I bocciati nelle scuole superiori del Veneto l’ultimo anno? Sono stati il 5,47% del totale degli iscritti dopo lo scrutinio di giugno e sono saliti al 7,26% dopo gli scrutini integrativi di settembre.
È il dato che emerge dal “Rapporto sulla dispersione scolastica e sugli esiti degli scrutini finali – anno scolastico 2024/2025”, elaborato dall’Ufficio Scolastico Regionale per il Veneto sulla base dei dati dell’Anagrafe Nazionale Studenti.

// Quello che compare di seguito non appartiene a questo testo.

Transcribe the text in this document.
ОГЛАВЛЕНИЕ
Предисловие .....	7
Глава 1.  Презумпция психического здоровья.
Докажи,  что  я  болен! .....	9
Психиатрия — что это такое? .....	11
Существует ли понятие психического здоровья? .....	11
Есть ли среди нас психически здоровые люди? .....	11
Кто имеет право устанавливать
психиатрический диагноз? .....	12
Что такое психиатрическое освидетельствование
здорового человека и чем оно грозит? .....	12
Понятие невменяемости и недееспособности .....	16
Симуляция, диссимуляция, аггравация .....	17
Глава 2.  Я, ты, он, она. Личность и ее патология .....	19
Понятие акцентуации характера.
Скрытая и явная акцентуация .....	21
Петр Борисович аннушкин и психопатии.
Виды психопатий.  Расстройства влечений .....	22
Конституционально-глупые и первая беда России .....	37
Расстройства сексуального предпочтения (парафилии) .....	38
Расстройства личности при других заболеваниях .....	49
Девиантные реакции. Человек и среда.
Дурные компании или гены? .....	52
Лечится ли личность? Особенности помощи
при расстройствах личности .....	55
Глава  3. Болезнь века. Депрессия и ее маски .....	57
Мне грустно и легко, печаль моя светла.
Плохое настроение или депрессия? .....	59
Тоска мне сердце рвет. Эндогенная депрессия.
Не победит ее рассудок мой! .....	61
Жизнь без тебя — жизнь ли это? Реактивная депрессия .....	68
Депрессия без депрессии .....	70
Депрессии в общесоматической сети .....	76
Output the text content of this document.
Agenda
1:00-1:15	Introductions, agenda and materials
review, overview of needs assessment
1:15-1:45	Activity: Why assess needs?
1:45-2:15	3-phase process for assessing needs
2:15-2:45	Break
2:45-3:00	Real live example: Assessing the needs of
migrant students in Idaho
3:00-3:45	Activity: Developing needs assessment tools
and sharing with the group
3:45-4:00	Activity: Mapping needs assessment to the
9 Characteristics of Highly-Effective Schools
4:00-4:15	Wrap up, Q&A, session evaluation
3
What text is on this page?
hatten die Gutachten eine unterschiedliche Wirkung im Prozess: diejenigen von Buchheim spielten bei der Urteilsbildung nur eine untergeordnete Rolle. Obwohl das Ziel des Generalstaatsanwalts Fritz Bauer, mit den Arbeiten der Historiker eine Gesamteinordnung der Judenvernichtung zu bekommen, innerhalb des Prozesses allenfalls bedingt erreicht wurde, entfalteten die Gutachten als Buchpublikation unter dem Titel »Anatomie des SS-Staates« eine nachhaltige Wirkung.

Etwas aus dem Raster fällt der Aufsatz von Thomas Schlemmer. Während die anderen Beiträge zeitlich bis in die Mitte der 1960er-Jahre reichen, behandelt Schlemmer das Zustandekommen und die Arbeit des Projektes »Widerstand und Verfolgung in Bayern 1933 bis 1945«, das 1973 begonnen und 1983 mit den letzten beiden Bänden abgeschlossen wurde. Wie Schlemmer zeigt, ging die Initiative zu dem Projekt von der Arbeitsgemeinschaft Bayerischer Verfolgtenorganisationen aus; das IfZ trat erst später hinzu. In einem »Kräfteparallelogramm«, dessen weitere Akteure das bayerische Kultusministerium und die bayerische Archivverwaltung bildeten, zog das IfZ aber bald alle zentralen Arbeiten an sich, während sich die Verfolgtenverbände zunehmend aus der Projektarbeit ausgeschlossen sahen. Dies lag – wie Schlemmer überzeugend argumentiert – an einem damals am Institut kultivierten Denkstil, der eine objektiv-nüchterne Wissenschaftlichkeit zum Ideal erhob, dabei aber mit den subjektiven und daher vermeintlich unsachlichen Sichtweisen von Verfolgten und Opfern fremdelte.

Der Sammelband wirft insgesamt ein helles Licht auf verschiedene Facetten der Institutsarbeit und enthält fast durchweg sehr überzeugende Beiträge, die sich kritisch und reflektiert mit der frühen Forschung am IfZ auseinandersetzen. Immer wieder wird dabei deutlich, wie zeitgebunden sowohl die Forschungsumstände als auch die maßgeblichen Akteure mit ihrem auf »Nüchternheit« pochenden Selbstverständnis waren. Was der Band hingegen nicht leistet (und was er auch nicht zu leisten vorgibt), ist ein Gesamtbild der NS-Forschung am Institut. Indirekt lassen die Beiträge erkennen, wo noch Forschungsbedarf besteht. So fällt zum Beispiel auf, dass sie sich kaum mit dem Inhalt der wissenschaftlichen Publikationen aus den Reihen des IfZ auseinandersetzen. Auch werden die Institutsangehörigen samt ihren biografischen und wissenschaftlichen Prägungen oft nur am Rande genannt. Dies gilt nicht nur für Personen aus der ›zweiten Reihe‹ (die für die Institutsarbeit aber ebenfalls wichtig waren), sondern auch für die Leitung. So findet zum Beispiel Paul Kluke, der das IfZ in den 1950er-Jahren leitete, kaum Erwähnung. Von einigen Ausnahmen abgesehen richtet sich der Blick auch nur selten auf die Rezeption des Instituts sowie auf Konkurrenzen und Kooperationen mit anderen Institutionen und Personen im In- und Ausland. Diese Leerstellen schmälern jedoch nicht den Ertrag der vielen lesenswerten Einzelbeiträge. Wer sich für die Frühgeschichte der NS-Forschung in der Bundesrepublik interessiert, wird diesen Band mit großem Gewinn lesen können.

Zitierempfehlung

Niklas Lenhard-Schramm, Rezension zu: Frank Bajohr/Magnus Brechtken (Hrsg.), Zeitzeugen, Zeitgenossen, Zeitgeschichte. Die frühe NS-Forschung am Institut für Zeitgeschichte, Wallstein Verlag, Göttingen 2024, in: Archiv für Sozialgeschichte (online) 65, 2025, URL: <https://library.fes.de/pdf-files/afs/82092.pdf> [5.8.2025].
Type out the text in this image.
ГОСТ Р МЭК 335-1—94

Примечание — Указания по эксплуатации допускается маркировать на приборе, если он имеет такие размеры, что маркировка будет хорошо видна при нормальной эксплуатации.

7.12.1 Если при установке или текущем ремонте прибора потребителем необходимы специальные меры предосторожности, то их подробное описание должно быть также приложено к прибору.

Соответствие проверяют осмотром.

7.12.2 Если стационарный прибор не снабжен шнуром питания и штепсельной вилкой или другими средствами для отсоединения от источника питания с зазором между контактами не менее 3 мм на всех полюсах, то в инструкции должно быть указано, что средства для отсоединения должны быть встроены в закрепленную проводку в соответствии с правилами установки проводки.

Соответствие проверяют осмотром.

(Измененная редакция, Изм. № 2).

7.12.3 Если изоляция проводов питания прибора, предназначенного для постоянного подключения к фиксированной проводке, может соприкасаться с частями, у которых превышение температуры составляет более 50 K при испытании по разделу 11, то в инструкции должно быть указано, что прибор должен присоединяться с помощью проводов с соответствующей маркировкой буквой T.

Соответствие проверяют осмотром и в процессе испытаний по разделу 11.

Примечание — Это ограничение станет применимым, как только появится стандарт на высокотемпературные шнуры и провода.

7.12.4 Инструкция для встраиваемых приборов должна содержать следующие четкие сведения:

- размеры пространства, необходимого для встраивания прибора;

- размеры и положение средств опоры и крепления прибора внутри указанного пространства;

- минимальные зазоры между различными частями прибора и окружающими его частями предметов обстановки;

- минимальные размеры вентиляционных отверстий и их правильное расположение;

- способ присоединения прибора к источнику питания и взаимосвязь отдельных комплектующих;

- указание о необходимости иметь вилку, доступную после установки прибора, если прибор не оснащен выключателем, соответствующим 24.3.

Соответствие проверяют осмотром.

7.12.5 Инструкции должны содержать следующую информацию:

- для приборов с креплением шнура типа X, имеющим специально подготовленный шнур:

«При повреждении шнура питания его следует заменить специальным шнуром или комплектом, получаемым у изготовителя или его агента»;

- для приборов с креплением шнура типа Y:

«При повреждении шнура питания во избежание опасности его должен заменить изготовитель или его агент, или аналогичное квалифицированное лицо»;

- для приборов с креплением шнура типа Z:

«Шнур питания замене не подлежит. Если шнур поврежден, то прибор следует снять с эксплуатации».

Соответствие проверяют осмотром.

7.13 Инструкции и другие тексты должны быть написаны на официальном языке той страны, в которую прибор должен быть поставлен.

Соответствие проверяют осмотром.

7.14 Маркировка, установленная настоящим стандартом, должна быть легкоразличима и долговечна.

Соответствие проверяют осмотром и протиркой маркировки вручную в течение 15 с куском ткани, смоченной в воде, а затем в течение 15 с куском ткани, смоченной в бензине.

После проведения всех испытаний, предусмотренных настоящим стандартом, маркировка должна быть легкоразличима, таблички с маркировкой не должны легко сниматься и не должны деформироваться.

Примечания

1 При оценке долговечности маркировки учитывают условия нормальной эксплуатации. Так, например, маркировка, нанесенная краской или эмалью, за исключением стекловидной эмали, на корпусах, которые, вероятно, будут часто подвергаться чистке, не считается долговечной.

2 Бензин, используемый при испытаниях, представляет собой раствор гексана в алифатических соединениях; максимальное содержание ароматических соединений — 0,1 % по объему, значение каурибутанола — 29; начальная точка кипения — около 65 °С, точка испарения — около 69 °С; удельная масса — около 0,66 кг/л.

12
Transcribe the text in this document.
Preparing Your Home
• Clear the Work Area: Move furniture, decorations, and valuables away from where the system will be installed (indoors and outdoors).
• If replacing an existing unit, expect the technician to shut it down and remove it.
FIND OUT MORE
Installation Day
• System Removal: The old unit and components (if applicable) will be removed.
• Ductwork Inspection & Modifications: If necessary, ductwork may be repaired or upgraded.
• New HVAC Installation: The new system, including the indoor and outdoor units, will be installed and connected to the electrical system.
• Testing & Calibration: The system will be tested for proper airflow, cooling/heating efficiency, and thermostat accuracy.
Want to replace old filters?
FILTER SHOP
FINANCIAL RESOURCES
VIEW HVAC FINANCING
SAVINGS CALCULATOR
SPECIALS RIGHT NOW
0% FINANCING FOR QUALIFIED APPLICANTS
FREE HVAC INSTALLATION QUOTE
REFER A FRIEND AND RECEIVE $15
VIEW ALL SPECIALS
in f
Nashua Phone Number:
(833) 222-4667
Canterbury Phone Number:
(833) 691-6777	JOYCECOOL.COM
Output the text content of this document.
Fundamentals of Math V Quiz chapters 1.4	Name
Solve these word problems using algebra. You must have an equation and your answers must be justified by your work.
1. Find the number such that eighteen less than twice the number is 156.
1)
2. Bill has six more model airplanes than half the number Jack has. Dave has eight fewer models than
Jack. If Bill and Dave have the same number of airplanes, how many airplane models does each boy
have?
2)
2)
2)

Il numero degli studenti non scrutinati evidenzia un miglioramento: sono stati 2.502, pari all’1,51% dei frequentanti, con una tendenza alla diminuzione costante a partire dall’anno scolastico 2021/22.
Gli esiti degli scrutini mostrano che, a giugno, la percentuale di studenti non ammessi – dalla classe prima alla quarta – è stata del 5,47%, mentre il 23,06% ha riportato la sospensione del giudizio, con indici sostanzialmente in linea con gli anni precedenti. La disciplina che più frequentemente determina la sospensione del giudizio resta la matematica, con un incremento significativo rispetto al 2021/22, ma una lieve diminuzione rispetto all’anno scolastico 2023/24.
Dopo gli scrutini integrativi, la percentuale complessiva di respinti sale al 7,26%. I primi due anni di scuola superiore si confermano i più selettivi, mentre nel triennio successivo si registra una progressiva riduzione delle non ammissioni.
Per quanto riguarda l’Esame di Stato, 939 studenti (2,59%) non sono stati ammessi, con una diminuzione nei percorsi tecnici e professionali rispetto all’anno precedente; poco più di un centinaio, pari allo 0,30% dei candidati che hanno sostenuto l’esame, non lo hanno superato. Complessivamente, dalla classe prima alla quinta, gli esiti negativi finali interessano il 6,47% degli studenti, in calo rispetto all’anno scolastico 2023/24.